Monday, 1 August 2011

Brilliant Frozen Moments

Booker prize-winning author Penelope Lively (Moon Tiger) lived in Egypt as a child during the 1930s and 1940s until the age of twelve. In her memoir, Oleander, Jacaranda: A Childhood Perceived (1994), Lively reflects on her time in Egypt during the Second World War, with her devoted English governess Lucy, and tries to “recover something of the anarchic vision of childhood”.

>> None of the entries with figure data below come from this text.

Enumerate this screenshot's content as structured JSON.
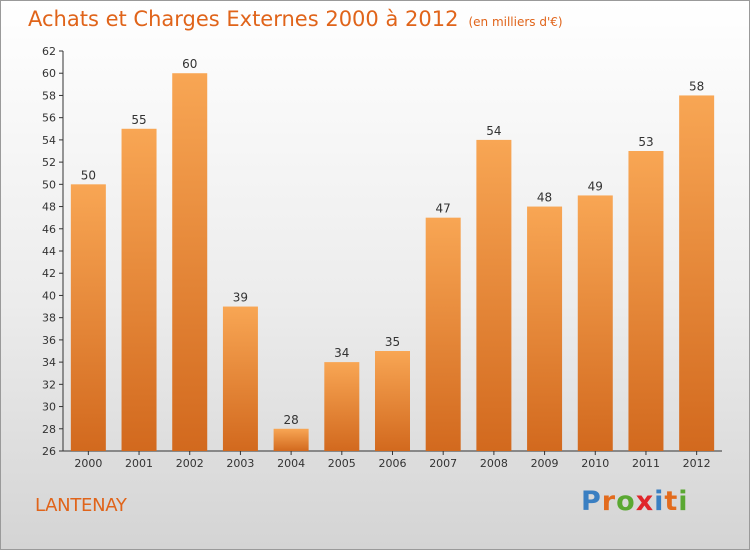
{
  "header": {
    "title": "Achats et Charges Externes 2000 à 2012",
    "unit": "(en milliers d'€)"
  },
  "footer": {
    "commune": "LANTENAY",
    "logo": "Proxiti"
  },
  "colors": {
    "accent": "#e0641a",
    "bar_top": "#f8a654",
    "bar_bottom": "#d2691e",
    "logo_letters": [
      "#3a7fc2",
      "#e26b1d",
      "#5aa832",
      "#e0262b",
      "#3a7fc2",
      "#e26b1d",
      "#5aa832"
    ]
  },
  "chart_data": {
    "type": "bar",
    "title": "Achats et Charges Externes 2000 à 2012",
    "subtitle": "(en milliers d'€)",
    "categories": [
      "2000",
      "2001",
      "2002",
      "2003",
      "2004",
      "2005",
      "2006",
      "2007",
      "2008",
      "2009",
      "2010",
      "2011",
      "2012"
    ],
    "values": [
      50,
      55,
      60,
      39,
      28,
      34,
      35,
      47,
      54,
      48,
      49,
      53,
      58
    ],
    "xlabel": "",
    "ylabel": "",
    "ylim": [
      26,
      62
    ],
    "ytick_step": 2,
    "grid": false,
    "legend": "none",
    "data_labels": true
  }
}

This is not a chronological memoir, but rather like flicking through an old photo album with a friend who tells you random tales about the flora, fauna or furniture in each image. The result is the reader learns about young Penelope’s experiences with a snake charmer, visits by British soldiers to the Lively home Bulaq Dakhrur outside Cairo, car trips to Palestine, criteria for choosing donkeys to visit the pyramids, and her early interest in natural history.

Returning to Egypt later in life Lively is amazed by the changes in Egypt, especially in Alexandria where she has spent many summers on the beach, using gourds as flotation aids. Revisiting in 1988 Lively found the beaches replaced by “stark apartment blocks” and as such the Alexandria of her childhood “survives now only in my mind”.

I loved Lively’s conversational style and her ability to describe the child’s view of the world from adulthood. Whether she is talking about a settee she was not allowed to sit on, or children she could attend Brownies with but not invite over for tea, Lively reflects with great clarity through two lenses:  the past child and the present adult. She admits her vision of the past, while clear in her mind, is skewed. For example, she writes, “my Cairo of then is thus a landscape that is highly selective, entirely personal and only tenuously connected either to the reality of the time or the city that has overtaken it today”.

In the preface to Oleander, Jacaranda, Lively writes: “I believe that the experience of childhood I irretrievable. All that remains, for any of us, is a headful of brilliant frozen moments, already dangerously distorted by the wisdoms of maturity.” I am so glad I had an opportunity to share these frozen moments.